Ryan Reynolds and Melissa George take over as George and Kathy, who go looking for a house for themselves and Kathy's three precocious moppets from her previous marriage (her first husband died) and find this lovely riverfront property in Amityville for dirt cheap--maybe because the previous tenants, the Defeos, were murdered in their sleep with a shotgun by Ronald Defeo, who claimed that voices in his head told him to do it. Uh oh.
George and Kathy buy the place anyway, and weird ensues almost immediately. George becomes remarkably short-tempered and just can't seem to get warm no matter what he does, so he essentially moves into the basement to be closer to the furnace. The youngest Lutz, Chelsea, starts talking to a not-so-imaginary friend named Jodie, who isn't a pig with red eyes this time around, but a spectral little girl with flowing black hair (just like Samara from The Ring) who urges Chelsea to jump off the roof. Kathy calls in a priest (Philip Baker Hall) to bless the house, but the house tells him to "GET OUT!" and, very sensibly, he does, leaving the Lutzes to do battle with the evil spirits on their own.

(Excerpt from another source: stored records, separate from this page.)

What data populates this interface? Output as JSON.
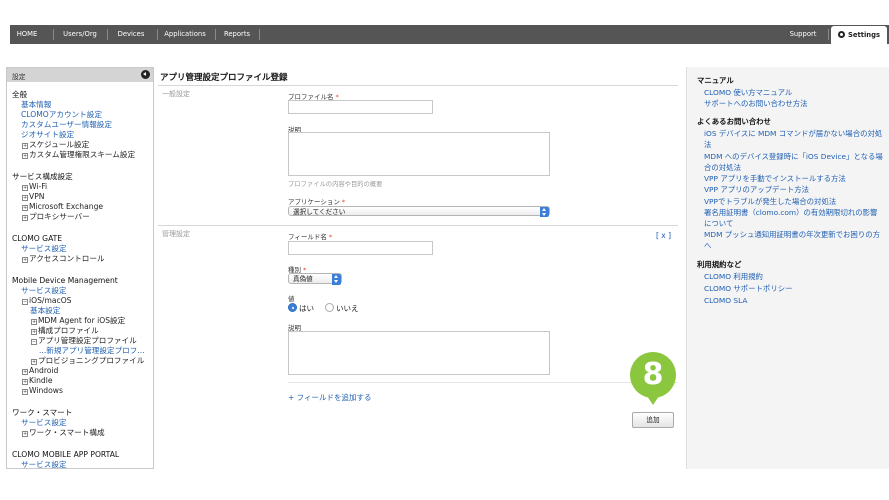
{
  "nav": {
    "items": [
      "HOME",
      "Users/Org",
      "Devices",
      "Applications",
      "Reports"
    ],
    "support": "Support",
    "settings": "Settings"
  },
  "sidebar": {
    "title": "設定",
    "groups": [
      {
        "heading": "全般",
        "items": [
          {
            "label": "基本情報",
            "type": "link"
          },
          {
            "label": "CLOMOアカウント設定",
            "type": "link"
          },
          {
            "label": "カスタムユーザー情報設定",
            "type": "link"
          },
          {
            "label": "ジオサイト設定",
            "type": "link"
          },
          {
            "label": "スケジュール設定",
            "type": "expand"
          },
          {
            "label": "カスタム管理権限スキーム設定",
            "type": "expand"
          }
        ]
      },
      {
        "heading": "サービス構成設定",
        "items": [
          {
            "label": "Wi-Fi",
            "type": "expand"
          },
          {
            "label": "VPN",
            "type": "expand"
          },
          {
            "label": "Microsoft Exchange",
            "type": "expand"
          },
          {
            "label": "プロキシサーバー",
            "type": "expand"
          }
        ]
      },
      {
        "heading": "CLOMO GATE",
        "items": [
          {
            "label": "サービス設定",
            "type": "link"
          },
          {
            "label": "アクセスコントロール",
            "type": "expand"
          }
        ]
      },
      {
        "heading": "Mobile Device Management",
        "items": [
          {
            "label": "サービス設定",
            "type": "link"
          },
          {
            "label": "iOS/macOS",
            "type": "collapse"
          },
          {
            "label": "基本設定",
            "type": "link"
          },
          {
            "label": "MDM Agent for iOS設定",
            "type": "expand"
          },
          {
            "label": "構成プロファイル",
            "type": "expand"
          },
          {
            "label": "アプリ管理設定プロファイル",
            "type": "collapse"
          },
          {
            "label": "...新規アプリ管理設定プロフ...",
            "type": "link"
          },
          {
            "label": "プロビジョニングプロファイル",
            "type": "expand"
          },
          {
            "label": "Android",
            "type": "expand"
          },
          {
            "label": "Kindle",
            "type": "expand"
          },
          {
            "label": "Windows",
            "type": "expand"
          }
        ]
      },
      {
        "heading": "ワーク・スマート",
        "items": [
          {
            "label": "サービス設定",
            "type": "link"
          },
          {
            "label": "ワーク・スマート構成",
            "type": "expand"
          }
        ]
      },
      {
        "heading": "CLOMO MOBILE APP PORTAL",
        "items": [
          {
            "label": "サービス設定",
            "type": "link"
          }
        ]
      }
    ]
  },
  "main": {
    "title": "アプリ管理設定プロファイル登録",
    "general_section": "一般設定",
    "profile_name_label": "プロファイル名",
    "description_label": "説明",
    "description_hint": "プロファイルの内容や目的の概要",
    "application_label": "アプリケーション",
    "application_value": "選択してください",
    "management_section": "管理設定",
    "field_name_label": "フィールド名",
    "remove_field": "[ x ]",
    "type_label": "種別",
    "type_value": "真偽値",
    "value_label": "値",
    "yes_label": "はい",
    "no_label": "いいえ",
    "yes_selected": true,
    "field_description_label": "説明",
    "add_field_link": "+ フィールドを追加する",
    "add_button": "追加",
    "step_number": "8",
    "required_mark": "*"
  },
  "rightbar": {
    "manual_heading": "マニュアル",
    "manual_links": [
      "CLOMO 使い方マニュアル",
      "サポートへのお問い合わせ方法"
    ],
    "faq_heading": "よくあるお問い合わせ",
    "faq_links": [
      "iOS デバイスに MDM コマンドが届かない場合の対処法",
      "MDM へのデバイス登録時に「iOS Device」となる場合の対処法",
      "VPP アプリを手動でインストールする方法",
      "VPP アプリのアップデート方法",
      "VPPでトラブルが発生した場合の対処法",
      "署名用証明書（clomo.com）の有効期限切れの影響について",
      "MDM プッシュ通知用証明書の年次更新でお困りの方へ"
    ],
    "terms_heading": "利用規約など",
    "terms_links": [
      "CLOMO 利用規約",
      "CLOMO サポートポリシー",
      "CLOMO SLA"
    ]
  },
  "colors": {
    "nav_bg": "#555555",
    "link": "#1f5fb3",
    "required": "#e0402a",
    "badge": "#8bc63f",
    "select_accent": "#3b7fd9"
  }
}
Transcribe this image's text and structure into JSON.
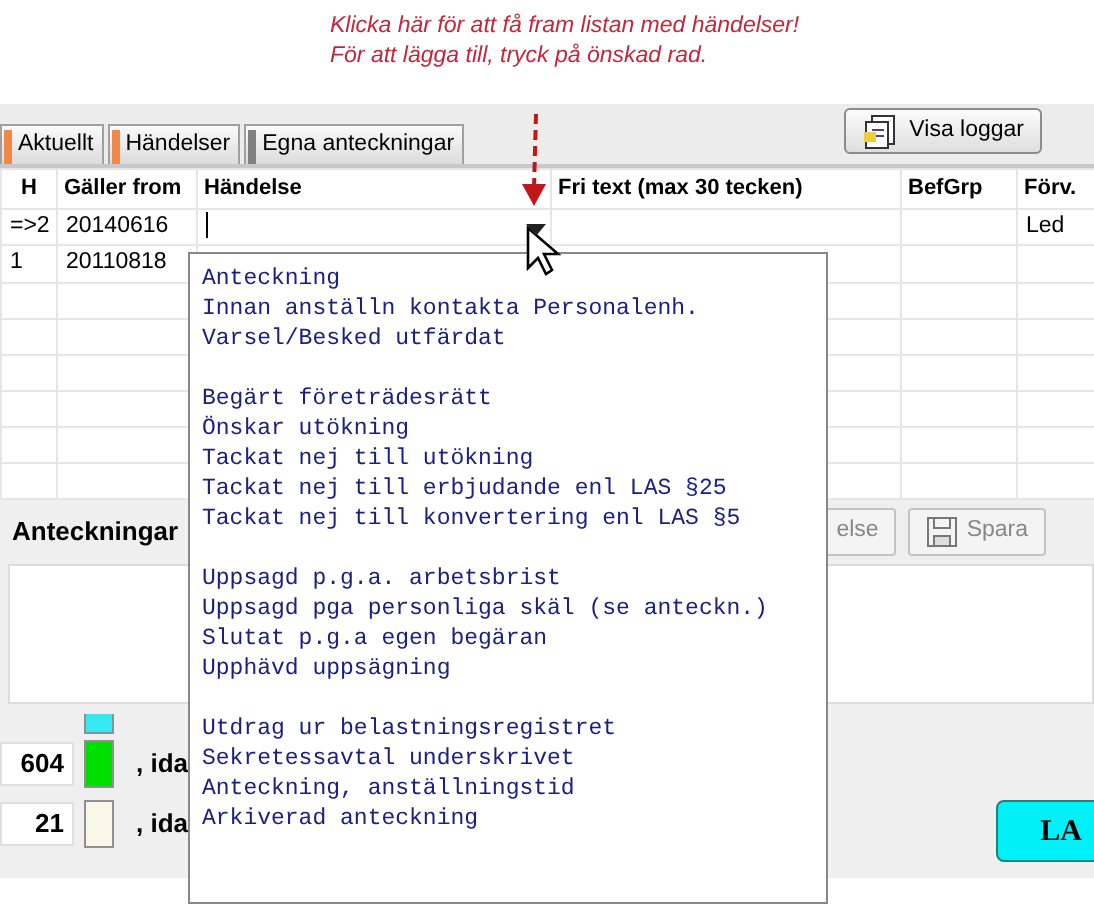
{
  "annotation": {
    "lines": [
      "Klicka här för att få fram listan med händelser!",
      "För att lägga till, tryck på önskad rad."
    ]
  },
  "tabs": [
    {
      "label": "Aktuellt",
      "color": "#f08848"
    },
    {
      "label": "Händelser",
      "color": "#f08848"
    },
    {
      "label": "Egna anteckningar",
      "color": "#808080"
    }
  ],
  "toolbar": {
    "button": "Visa loggar"
  },
  "table": {
    "columns": [
      "H",
      "Gäller from",
      "Händelse",
      "Fri text (max 30 tecken)",
      "BefGrp",
      "Förv."
    ],
    "rows": [
      {
        "cells": [
          "=>2",
          "20140616",
          "",
          "",
          "",
          "Led"
        ],
        "editing": true
      },
      {
        "cells": [
          "1",
          "20110818",
          "",
          "",
          "",
          ""
        ],
        "editing": false
      }
    ]
  },
  "dropdown": {
    "groups": [
      [
        "Anteckning",
        "Innan anställn kontakta Personalenh.",
        "Varsel/Besked utfärdat"
      ],
      [
        "Begärt företrädesrätt",
        "Önskar utökning",
        "Tackat nej till utökning",
        "Tackat nej till erbjudande enl LAS §25",
        "Tackat nej till konvertering enl LAS §5"
      ],
      [
        "Uppsagd p.g.a. arbetsbrist",
        "Uppsagd pga personliga skäl (se anteckn.)",
        "Slutat p.g.a egen begäran",
        "Upphävd uppsägning"
      ],
      [
        "Utdrag ur belastningsregistret",
        "Sekretessavtal underskrivet",
        "Anteckning, anställningstid",
        "Arkiverad anteckning"
      ]
    ]
  },
  "notes": {
    "label": "Anteckningar",
    "buttons": [
      "else",
      "Spara"
    ]
  },
  "indicators": [
    {
      "color": "#38e8f0"
    },
    {
      "value": "604",
      "color": "#00e000",
      "label": ", ida"
    },
    {
      "value": "21",
      "color": "#f8f8e8",
      "label": ", ida"
    }
  ],
  "la_button": "LA"
}
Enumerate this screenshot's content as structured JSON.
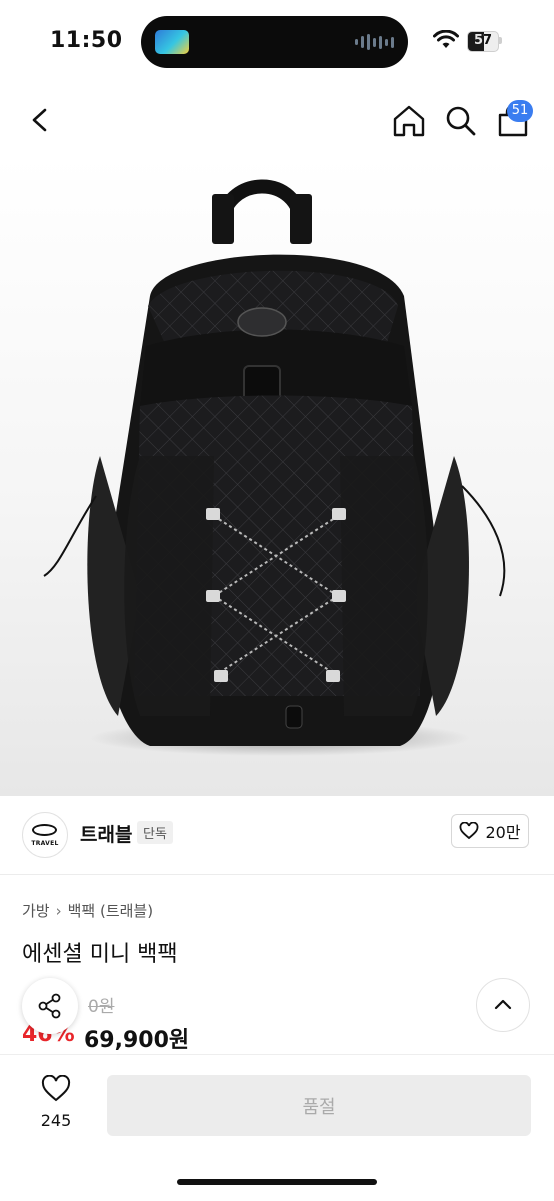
{
  "status_bar": {
    "time": "11:50",
    "battery": "57"
  },
  "header": {
    "cart_count": "51"
  },
  "brand": {
    "logo_text": "TRAVEL",
    "name": "트래블",
    "tag": "단독",
    "likes": "20만"
  },
  "breadcrumb": {
    "category": "가방",
    "subcategory": "백팩 (트래블)"
  },
  "product": {
    "title": "에센셜 미니 백팩",
    "original_price": "0원",
    "discount": "46%",
    "price": "69,900원"
  },
  "bottom_bar": {
    "wish_count": "245",
    "soldout_label": "품절"
  },
  "colors": {
    "accent_blue": "#3a7df0",
    "discount_red": "#e8262b"
  }
}
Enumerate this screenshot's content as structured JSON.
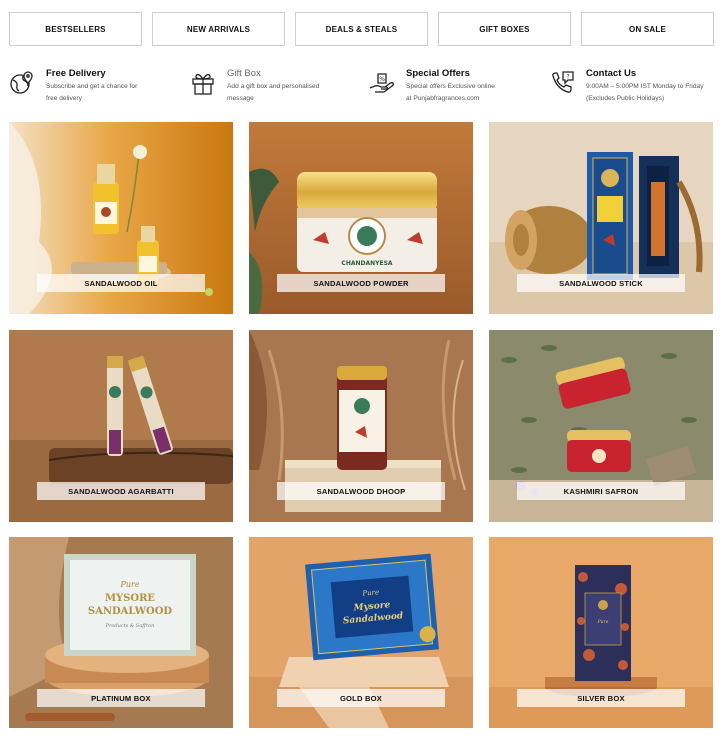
{
  "nav": [
    {
      "label": "BESTSELLERS"
    },
    {
      "label": "NEW ARRIVALS"
    },
    {
      "label": "DEALS & STEALS"
    },
    {
      "label": "GIFT BOXES"
    },
    {
      "label": "ON SALE"
    }
  ],
  "features": [
    {
      "icon": "globe-pin-icon",
      "title": "Free Delivery",
      "desc1": "Subscribe and get a chance for",
      "desc2": "free delivery"
    },
    {
      "icon": "gift-icon",
      "title": "Gift Box",
      "desc1": "Add a gift box and personalised",
      "desc2": "message"
    },
    {
      "icon": "hand-discount-icon",
      "title": "Special Offers",
      "desc1": "Special offers Exclusive online",
      "desc2": "at Punjabfragrances.com"
    },
    {
      "icon": "phone-icon",
      "title": "Contact Us",
      "desc1": "9:00AM – 5:00PM IST Monday to Friday",
      "desc2": "(Excludes Public Holidays)"
    }
  ],
  "products": [
    {
      "label": "SANDALWOOD OIL"
    },
    {
      "label": "SANDALWOOD POWDER"
    },
    {
      "label": "SANDALWOOD STICK"
    },
    {
      "label": "SANDALWOOD AGARBATTI"
    },
    {
      "label": "SANDALWOOD DHOOP"
    },
    {
      "label": "KASHMIRI SAFRON"
    },
    {
      "label": "PLATINUM BOX"
    },
    {
      "label": "GOLD BOX"
    },
    {
      "label": "SILVER BOX"
    }
  ],
  "product_text": {
    "powder_jar": "CHANDANYESA",
    "box_line1": "Pure",
    "box_line2": "MYSORE",
    "box_line3": "SANDALWOOD",
    "box_sub": "Products & Saffron",
    "gold_line2": "Mysore",
    "gold_line3": "Sandalwood"
  },
  "colors": {
    "nav_border": "#cfcfcf",
    "label_bg": "rgba(255,255,255,0.72)",
    "text": "#111111"
  }
}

Reynolds does his best to convey George's confusion over his own behavior and gets some nice, creepy moments, like when George makes Kathy's oldest son hold the firewood while he cleaves in half with an axe or when he screws into the woodwork at random. By the end of the movie, though, when Reynolds comes off as little more than a junior Jack Torrance with better abs and more facial hair. Melissa George doesn't fare as much better as Kathy, wearing the same wide-eyed, appalled facial expression most of the time and sporting some of the most frightening eyebrows this side of Mommie Dearest.
Director Douglas keeps things moving at an brisk pace, but that rapid movement also works against this new Amityville. George Lutz's descent into madness/possession isn't so much a steady decline as it is a straight drop--the boxes have barely been unpacked when George starts acting wacky, stripping the movie of any opportunity to build suspense. And no matter how many ominous tracking shots of the house we get (trust me, there are many) or "surprise" appearances by Jodie are thrown at the audience, the atmosphere of dread and foreboding that Douglas and screenwriter Scott Kosar are striving for never takes hold.
By the time Hall gets knocked on his ass by a very unconvincing swarm of computer-generated flies, it's hard to stifle the laughter anymore. I'm pretty sure that wasn't the reaction Bay, Douglas and Kosar were going for.